LNG is natural gas drilled at distant points and then cooled to a subfreezing liquid which is taken across oceans by huge tankers. It is warmed back into a gaseous state at receiving facilities and then placed into existing pipeline networks. If the link to existing pipelines occurs outside California, the PUC would be the only California state agency with any say-so in the matter.
While the Lands Commission, led by Democratic Lt. Gov. John Garamendi, says it will resist construction of any LNG receiving plants on this state’s coast, it would have no authority over gas from LNG that arrives from other states. Meanwhile Oregon state and county governments involved in deciding on LNG appear to lean toward permitting it. And that state’s Democratic Gov. Ted Kulongoski says he sees it as a “bridge fuel” while America moves toward renewable energy sources.
For Californians, the stakes in the newly announced “examination” of LNG are billions of dollars to be paid into the indefinite future. Plus, the state would become dependent on energy from places like the Indonesian portion of the island of Papua New Guinea and Russia’s Far Eastern island of Sakhalin. Neither country is precisely a paragon of stability and reliability.
Those sorts, plus environmental impacts like vastly increased carbon dioxide production that may contribute to climate change, did not bother the PUC’s majority when it made its key 2004 decision allowing California’s big utilities to give up as much as one-fourth of their reserved space on the El Paso and Transwestern pipelines that now bring gas to California from Texas and Oklahoma.
There was no sworn testimony in the 2004 proceeding, only consideration of a report from Sempra Energy, which is about to open an LNG plant in Baja California that will provide some fuel for its big utility subsidiaries, Southern California Gas and San Diego Gas & Electric. Most gas from Oregon LNG plants would likely go to PG&E customers in Northern California.
“The Sempra report inflated future demand estimates and deflated supply estimates,” says Loretta Lynch, the former PUC president who voted against that 2004 decision.
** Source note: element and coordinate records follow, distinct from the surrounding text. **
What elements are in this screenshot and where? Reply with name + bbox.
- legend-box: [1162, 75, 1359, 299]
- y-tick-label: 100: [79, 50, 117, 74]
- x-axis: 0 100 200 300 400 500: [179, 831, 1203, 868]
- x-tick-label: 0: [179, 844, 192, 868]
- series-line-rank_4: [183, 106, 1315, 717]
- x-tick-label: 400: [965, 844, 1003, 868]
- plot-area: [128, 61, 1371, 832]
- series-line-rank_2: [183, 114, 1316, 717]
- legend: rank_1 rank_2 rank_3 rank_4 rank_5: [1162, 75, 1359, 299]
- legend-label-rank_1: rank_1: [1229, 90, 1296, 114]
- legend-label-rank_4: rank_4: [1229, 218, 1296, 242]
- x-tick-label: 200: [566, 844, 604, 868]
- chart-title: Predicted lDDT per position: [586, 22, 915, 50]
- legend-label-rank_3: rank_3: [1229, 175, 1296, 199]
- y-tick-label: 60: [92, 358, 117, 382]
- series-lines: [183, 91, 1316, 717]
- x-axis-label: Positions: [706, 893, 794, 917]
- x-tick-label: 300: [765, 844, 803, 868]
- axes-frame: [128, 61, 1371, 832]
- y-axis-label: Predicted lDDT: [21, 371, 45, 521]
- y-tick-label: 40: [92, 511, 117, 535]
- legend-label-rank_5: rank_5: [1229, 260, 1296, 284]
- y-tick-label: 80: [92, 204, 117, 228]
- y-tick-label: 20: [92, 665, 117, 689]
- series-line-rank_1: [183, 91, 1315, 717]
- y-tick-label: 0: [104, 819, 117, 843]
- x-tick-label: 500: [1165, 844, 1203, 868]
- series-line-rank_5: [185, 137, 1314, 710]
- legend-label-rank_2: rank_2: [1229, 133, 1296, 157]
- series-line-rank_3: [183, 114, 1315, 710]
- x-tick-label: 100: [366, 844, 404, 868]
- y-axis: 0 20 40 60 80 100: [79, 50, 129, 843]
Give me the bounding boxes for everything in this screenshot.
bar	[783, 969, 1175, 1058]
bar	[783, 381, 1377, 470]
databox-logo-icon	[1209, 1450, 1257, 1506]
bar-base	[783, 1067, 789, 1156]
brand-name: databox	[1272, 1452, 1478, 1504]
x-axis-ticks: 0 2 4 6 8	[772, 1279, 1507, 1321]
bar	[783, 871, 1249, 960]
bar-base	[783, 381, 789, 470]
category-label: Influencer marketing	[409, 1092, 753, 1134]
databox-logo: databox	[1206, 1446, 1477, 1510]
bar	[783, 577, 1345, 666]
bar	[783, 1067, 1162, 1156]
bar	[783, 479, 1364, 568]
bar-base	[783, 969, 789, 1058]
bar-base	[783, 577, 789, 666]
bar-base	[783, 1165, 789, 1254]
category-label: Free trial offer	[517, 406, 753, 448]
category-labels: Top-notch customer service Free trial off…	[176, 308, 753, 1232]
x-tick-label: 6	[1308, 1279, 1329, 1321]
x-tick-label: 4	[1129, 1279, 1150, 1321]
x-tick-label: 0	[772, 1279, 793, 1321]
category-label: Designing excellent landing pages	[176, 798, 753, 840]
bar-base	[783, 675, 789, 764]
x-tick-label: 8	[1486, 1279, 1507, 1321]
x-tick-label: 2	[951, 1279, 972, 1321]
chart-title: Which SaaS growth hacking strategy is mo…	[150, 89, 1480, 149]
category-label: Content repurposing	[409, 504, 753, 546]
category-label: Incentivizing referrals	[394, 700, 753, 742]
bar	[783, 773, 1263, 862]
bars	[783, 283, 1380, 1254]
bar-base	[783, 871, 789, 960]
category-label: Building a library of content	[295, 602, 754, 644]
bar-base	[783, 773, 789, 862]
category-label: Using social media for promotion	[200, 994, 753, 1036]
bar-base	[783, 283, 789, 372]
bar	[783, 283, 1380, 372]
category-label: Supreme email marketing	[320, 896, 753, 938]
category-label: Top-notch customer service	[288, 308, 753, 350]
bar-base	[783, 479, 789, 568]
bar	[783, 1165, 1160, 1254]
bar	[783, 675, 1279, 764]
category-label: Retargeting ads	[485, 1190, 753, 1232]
Lynch, now an executive fellow at UC Berkeley, predicts the new PUC proceeding will be a “ruse.”
“They will exempt this from most of their rules calling for sworn testimony and cross examination of witnesses, just like they did with the last proceeding,” she said. “They will do a slap-dash evidentiary process at best.”
While there’s nothing strictly illegal about all this, it surely does smell bad, and the ultimate result might be decades of higher-than-ever energy prices and potential environmental disasters for California’s consumers and its coast.